1–4 may be enhanced by bouncing with the leg opposite to the kicking side.

==International letkajenkka songs==
The music genre became popular, and many composers around the world started writing letkis music. Examples of non-Finnish letkis music include "La Yenka" (performed by Johnny & Charley Kurt, 1965), the Kessler Twins' Lasciati Baciare Col Letkis, "Leaf Fall" (Листопад) by David Tukhmanov and Ploem Ploem Jenka by Pieter Goemans. Lehtinen's Letkis was translated and covered in Japanese as Retto Kisu (Jenka) / レット・キス（ジェンカ）, performed by Kyu Sakamoto.

==Original Finnish songs==
In Finland, the most well-known letkajenkka songs include

- Letkajenkka by Erik Lindström
- Letkis by Rauno Lehtinen
- Doin' the Jenka (trad.)
- At the Jenka Show by Georg Malmstén
- Helsinki-letkis by Toivo Kärki
- Minne tuuli kuljettaa by Toivo Kärki
- Puhelinlangat laulaa

==In popular culture==
The movie Jamboree66 (Sampaguita Pictures, Philippines, 1966, directed by Luciano B. Carlos) features a scene where the song "Letkis" is being played at a club.

There are at least two Letkajenkkas by Mimis Plessas that appear in the Greek movie Mia Trelli, Trelli Oikogeneia (Crazy, crazy family) that is directed by Dinos Dimopoulos. There is a scene with people dancing around the pool. The steps are not strictly jenkka, but the music is in the style of letkis. In another scene, Katerina Gogou and Alekos Tzanetakos are dancing a letkajenkka variation as a couple to letkis music. The choreography is John Flery's.
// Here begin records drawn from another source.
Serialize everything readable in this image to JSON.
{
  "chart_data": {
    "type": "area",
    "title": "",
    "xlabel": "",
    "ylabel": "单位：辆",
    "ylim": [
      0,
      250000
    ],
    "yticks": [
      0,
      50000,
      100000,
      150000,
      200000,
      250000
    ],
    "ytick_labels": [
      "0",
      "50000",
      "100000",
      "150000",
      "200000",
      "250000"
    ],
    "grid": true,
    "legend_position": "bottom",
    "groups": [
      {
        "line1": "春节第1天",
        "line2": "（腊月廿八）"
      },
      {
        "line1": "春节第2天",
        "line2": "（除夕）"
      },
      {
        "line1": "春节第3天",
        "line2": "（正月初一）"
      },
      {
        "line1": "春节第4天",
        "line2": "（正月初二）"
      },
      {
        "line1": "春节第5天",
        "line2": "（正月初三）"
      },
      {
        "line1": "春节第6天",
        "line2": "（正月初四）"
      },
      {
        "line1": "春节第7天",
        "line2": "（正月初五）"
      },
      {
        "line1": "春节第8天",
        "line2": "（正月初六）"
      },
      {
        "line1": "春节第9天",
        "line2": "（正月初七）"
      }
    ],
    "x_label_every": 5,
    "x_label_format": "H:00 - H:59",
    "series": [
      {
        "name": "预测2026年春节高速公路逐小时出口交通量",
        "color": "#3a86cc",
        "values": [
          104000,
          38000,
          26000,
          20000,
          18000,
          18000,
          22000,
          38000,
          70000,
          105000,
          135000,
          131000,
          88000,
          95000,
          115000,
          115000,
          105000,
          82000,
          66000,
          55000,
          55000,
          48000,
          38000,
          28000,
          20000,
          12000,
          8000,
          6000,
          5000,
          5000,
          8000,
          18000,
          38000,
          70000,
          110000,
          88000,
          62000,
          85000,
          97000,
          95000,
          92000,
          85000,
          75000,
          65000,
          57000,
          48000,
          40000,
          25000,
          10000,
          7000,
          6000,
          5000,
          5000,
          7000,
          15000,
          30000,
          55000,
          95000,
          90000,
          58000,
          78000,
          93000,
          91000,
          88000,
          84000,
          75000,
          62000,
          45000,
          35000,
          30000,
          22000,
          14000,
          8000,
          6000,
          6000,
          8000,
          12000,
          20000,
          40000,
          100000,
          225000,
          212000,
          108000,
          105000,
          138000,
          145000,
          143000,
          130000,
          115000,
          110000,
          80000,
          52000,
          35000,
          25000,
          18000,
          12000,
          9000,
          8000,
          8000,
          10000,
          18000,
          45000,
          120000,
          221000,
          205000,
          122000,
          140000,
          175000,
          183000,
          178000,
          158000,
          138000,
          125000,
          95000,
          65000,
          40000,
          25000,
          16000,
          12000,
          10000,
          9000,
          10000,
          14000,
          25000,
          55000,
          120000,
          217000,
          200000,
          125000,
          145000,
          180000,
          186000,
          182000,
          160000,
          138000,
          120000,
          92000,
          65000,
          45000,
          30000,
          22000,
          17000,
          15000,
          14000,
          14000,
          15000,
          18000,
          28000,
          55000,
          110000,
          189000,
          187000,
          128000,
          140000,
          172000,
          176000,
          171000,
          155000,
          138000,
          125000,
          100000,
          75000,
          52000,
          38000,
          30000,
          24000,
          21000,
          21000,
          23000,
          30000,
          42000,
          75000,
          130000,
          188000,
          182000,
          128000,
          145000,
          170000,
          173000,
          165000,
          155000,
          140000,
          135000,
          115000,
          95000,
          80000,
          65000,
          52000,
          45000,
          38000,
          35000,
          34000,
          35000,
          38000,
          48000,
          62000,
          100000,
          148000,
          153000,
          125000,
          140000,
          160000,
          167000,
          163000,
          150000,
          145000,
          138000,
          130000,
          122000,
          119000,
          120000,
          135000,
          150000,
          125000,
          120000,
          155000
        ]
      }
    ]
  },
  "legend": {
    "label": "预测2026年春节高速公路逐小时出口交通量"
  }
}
In the Hungarian movie Patyolat akció (1965), Mari Törőcsik and Gyula Bodrogi perform letkajenkka. The dance also appears in the Polish film Małżeństwo z rozsądku from 1966 (en. Marriage of Convenience) and was later released in that version on cardboard record as Polski Let's Kiss (en. Polish Let's Kiss). Same tune is also used in Polish TV series Wojna Domowa airing 1965-66 of the same composer.

In the final scene of the Italian film Io la conoscevo bene (1965) directed by Antonio Pietrangeli, the protagonist Adriana (Stefania Sandrelli) plays the record of the version of Letkiss by Robert Delgado (Horst Wende).

In Cave Story, the side character Jenka is named after the letkajenkka dance, and letkajenkka, her theme tune, plays in her house and in the Labyrinth.

In 2015, on its 150th anniversary, the Finnish telecom company Nokia broke the world record of the letkajenkka line. 1393 persons in blue Nokia shirts stood in line forming the digits "150" when, in a surprise from the management, the music started to play. The previous record of 1354 dancers was held in Kokemäki in 1995.